Downtown casino executive: Gaming’s embrace of esports won’t happen overnight

Downtown Grand Opening Ceremony

Steve Marcus

Seth Schorr, CEO of the Downtown Grand, speaks during an official opening ceremony for the Downtown Grand in downtown Las Vegas Tuesday, Nov. 12, 2013.

The combination of video gaming and gambling is undoubtedly going to become more popular. But it’s not the revolutionary idea some make it out to be, and its widespread acceptance is not imminent, said one downtown casino executive Thursday at a gathering of gaming marketing pros.

“The concepts (with esports and skill-based gaming) are not totally different from what our industry is doing now,” said Seth Schorr, CEO of Fifth Street Gaming and owner-operator of the Downtown Grand. “But we just have to present it differently.”

Schorr, a keynote speaker at the Casino Marketing and Technology Conference at Bally’s Las Vegas Wednesday and Thursday, noted that the casino industry has experience with skilled gaming with table games and other forms of gambling.

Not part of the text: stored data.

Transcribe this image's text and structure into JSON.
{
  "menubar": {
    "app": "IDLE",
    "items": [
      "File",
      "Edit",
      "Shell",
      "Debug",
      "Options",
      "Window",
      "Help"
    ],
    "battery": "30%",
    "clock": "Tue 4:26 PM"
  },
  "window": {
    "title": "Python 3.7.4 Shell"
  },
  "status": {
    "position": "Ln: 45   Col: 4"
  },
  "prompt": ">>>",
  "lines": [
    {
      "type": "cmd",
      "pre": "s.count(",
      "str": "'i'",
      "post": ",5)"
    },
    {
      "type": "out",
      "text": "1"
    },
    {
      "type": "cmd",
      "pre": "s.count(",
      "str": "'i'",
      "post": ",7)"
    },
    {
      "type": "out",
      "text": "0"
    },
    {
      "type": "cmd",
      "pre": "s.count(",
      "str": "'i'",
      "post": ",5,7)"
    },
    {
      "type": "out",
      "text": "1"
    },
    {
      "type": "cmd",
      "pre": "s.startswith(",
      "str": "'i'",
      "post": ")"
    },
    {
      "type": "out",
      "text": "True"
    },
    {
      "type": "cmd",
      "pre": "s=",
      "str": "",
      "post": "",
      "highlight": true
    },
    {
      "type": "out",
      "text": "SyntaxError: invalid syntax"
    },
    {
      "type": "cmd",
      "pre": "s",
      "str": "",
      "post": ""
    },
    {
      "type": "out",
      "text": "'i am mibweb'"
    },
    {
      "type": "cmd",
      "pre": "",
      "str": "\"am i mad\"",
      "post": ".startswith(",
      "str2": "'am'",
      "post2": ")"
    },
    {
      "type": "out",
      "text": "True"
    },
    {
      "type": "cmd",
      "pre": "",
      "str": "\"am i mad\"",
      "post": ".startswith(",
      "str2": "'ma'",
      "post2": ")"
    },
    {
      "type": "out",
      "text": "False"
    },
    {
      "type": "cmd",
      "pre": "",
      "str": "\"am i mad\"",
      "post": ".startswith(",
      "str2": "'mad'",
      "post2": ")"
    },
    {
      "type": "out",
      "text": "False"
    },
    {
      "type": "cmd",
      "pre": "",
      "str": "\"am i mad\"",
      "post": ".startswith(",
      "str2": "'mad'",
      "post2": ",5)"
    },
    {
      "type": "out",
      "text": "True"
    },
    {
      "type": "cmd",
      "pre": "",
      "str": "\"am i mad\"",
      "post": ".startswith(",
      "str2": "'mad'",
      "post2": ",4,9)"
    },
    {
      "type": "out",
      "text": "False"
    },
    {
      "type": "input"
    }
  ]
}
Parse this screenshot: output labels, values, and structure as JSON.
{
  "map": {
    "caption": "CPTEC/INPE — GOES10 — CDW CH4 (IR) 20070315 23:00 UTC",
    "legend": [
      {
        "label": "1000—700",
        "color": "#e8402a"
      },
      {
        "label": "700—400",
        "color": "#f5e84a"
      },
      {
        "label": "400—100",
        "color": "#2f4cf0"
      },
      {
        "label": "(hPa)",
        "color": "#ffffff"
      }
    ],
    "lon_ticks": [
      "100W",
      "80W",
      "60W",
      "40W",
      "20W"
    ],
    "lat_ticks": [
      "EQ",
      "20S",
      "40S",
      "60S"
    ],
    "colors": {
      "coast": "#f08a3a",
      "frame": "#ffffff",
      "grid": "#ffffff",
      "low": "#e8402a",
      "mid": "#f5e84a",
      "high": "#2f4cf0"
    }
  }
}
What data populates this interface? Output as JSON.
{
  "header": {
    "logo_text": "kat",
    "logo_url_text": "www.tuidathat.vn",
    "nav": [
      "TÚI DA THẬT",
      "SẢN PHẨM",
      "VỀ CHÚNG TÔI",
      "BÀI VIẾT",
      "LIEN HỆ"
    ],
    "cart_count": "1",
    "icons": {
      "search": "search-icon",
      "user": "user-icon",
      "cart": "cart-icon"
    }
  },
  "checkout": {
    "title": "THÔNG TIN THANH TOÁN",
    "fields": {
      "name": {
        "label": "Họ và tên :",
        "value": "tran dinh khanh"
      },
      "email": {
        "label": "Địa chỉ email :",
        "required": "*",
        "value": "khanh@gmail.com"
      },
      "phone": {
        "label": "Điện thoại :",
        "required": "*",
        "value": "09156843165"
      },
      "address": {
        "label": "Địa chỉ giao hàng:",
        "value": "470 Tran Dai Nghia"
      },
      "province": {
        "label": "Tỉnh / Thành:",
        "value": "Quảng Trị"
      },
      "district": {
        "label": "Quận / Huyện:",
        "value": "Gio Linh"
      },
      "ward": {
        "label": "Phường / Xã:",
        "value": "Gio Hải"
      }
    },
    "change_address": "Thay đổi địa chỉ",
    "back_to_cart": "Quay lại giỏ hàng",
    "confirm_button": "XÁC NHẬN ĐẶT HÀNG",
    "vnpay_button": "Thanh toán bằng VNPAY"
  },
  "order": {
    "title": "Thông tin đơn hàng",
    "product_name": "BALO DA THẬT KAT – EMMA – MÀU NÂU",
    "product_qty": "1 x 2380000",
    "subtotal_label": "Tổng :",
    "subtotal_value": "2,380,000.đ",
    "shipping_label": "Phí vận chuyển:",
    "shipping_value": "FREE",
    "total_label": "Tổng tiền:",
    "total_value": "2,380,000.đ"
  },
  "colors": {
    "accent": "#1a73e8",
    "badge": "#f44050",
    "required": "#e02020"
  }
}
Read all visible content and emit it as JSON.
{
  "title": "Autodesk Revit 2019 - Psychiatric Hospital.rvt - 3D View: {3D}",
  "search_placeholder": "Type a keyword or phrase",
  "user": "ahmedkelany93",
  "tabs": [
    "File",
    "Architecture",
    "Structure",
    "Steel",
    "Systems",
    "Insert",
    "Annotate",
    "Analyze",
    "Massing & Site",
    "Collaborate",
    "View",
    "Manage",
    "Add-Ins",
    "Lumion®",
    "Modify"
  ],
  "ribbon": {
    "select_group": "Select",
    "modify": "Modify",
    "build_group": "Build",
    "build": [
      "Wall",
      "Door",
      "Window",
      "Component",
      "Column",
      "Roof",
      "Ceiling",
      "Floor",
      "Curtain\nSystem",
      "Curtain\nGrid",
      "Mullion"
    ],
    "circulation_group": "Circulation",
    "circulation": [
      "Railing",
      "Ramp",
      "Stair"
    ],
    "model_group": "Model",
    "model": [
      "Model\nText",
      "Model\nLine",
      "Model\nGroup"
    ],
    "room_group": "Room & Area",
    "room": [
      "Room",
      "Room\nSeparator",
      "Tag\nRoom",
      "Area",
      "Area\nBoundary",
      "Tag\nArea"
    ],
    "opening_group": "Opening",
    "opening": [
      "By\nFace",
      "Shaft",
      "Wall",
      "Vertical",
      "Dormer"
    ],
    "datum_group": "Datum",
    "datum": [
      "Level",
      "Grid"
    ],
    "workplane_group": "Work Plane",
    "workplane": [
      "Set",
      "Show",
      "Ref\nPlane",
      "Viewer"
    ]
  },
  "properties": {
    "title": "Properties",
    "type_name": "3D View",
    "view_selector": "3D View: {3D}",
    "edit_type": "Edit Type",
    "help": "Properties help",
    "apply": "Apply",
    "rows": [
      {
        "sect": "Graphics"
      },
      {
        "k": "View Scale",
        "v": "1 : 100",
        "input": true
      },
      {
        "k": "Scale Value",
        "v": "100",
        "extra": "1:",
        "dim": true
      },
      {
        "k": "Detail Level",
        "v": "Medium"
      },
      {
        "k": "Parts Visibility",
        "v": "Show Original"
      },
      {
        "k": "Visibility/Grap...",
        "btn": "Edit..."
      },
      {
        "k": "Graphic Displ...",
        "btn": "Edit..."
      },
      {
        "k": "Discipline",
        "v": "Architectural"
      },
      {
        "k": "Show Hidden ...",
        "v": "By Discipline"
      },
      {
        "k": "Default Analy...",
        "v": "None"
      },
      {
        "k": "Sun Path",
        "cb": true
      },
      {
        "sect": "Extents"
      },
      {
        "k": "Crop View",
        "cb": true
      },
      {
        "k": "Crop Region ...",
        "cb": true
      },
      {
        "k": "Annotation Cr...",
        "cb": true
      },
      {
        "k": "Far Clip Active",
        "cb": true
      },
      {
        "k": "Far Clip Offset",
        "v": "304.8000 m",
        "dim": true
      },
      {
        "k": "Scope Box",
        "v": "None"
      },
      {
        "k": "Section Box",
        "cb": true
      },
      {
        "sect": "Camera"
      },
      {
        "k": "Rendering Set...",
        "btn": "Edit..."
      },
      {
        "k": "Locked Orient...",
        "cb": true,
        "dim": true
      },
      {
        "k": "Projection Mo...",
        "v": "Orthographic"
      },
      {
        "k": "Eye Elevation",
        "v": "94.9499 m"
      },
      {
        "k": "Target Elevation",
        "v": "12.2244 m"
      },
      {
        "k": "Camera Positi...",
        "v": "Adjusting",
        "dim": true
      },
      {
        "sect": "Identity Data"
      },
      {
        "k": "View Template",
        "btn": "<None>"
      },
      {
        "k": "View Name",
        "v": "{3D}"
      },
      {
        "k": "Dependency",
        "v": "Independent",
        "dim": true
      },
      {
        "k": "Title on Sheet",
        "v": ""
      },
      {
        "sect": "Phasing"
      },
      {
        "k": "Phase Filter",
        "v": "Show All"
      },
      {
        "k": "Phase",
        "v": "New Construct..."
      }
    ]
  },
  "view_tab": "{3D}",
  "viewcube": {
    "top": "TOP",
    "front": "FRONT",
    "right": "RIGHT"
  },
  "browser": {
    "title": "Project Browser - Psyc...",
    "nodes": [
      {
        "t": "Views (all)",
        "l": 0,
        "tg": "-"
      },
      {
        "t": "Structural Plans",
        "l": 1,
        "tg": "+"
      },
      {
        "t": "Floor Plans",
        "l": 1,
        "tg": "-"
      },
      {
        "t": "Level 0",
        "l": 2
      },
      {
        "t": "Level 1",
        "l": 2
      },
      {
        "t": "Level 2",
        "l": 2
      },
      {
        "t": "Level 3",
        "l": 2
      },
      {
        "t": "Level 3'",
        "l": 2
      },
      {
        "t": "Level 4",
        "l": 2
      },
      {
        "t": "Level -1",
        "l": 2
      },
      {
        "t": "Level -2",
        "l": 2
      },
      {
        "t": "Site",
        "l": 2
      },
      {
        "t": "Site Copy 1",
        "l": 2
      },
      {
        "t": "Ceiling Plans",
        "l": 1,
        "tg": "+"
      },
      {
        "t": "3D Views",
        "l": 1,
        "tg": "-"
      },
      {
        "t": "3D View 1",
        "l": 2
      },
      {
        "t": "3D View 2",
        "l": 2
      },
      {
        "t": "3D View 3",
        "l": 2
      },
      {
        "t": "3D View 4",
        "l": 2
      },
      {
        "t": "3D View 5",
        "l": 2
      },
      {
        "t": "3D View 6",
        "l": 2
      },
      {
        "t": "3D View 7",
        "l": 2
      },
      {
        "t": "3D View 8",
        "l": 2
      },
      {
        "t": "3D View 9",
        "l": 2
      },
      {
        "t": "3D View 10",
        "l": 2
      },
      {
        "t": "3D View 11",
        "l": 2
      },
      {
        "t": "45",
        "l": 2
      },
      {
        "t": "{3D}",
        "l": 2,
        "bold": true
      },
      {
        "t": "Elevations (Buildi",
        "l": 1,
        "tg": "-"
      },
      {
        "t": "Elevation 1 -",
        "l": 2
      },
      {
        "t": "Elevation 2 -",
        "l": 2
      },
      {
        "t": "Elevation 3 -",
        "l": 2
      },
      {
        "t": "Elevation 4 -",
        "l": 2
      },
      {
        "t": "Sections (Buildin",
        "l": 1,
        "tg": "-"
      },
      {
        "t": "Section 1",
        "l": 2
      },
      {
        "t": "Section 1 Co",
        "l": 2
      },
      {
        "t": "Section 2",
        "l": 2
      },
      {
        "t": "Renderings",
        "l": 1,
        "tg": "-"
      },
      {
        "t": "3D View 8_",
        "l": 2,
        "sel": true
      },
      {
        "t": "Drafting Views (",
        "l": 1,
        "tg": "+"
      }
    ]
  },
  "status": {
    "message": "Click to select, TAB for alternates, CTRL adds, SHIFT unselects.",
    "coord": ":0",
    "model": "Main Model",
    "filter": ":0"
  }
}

Even in cases when esports and skill-based games diverge radically from traditional casino offerings, they are not something that will or should immediately replace slots and other gambling mainstays on the casino floor, he said.

“I don’t want to be the guy pouring the Kool-Aid and not drinking it. But I want to be the long-term guy,” Schorr said. “If you’re just worrying about the next three years, I wouldn’t even entertain it. But if you’re making games or looking at a longer period, then yes,” he said.

Schorr said he based his conclusions on research he’s done over the last few years as well as his experience hosting esports tournaments and offering bets on esports at the Downtown Grand.

The changes, he said, may seem unlikely to some, but so were other more recent changes to the casino industry.

“Esports and other forms of skill-based gaming are part of the future. I don’t think slots will go out of business … but slots will evolve and change. And to complement slots and tables, there will be new forms of gaming.”

He cited the importance of the nightclub business in the last decade.

“If, 10 years ago, we had talked about the nightclub business and someone said we’re going to generate a huge percentage of our revenues — not just revenues but profits — from booze in an industry that traditionally gave away booze to get people to gamble, they’d have call that person crazy.

“And whoever thought you would generate money from parking — that we would be charging for parking?”

While Schorr thinks changes are coming, he said the casino business does not face the same challenges other industries have faced as technology expanded into every aspect of modern life.

“Technology disrupts every business at some point, some businesses more than others,” Schorrr said. ”I mean, we should be happy we’re not bricks-and-mortar retailers, right?

“None of these concepts are new,” Schorr said. “Technology has always been a very important part of our business, and there are some amazing products out on the floor — some great technology. And this has always been an industry that’s leveraged innovative technology.”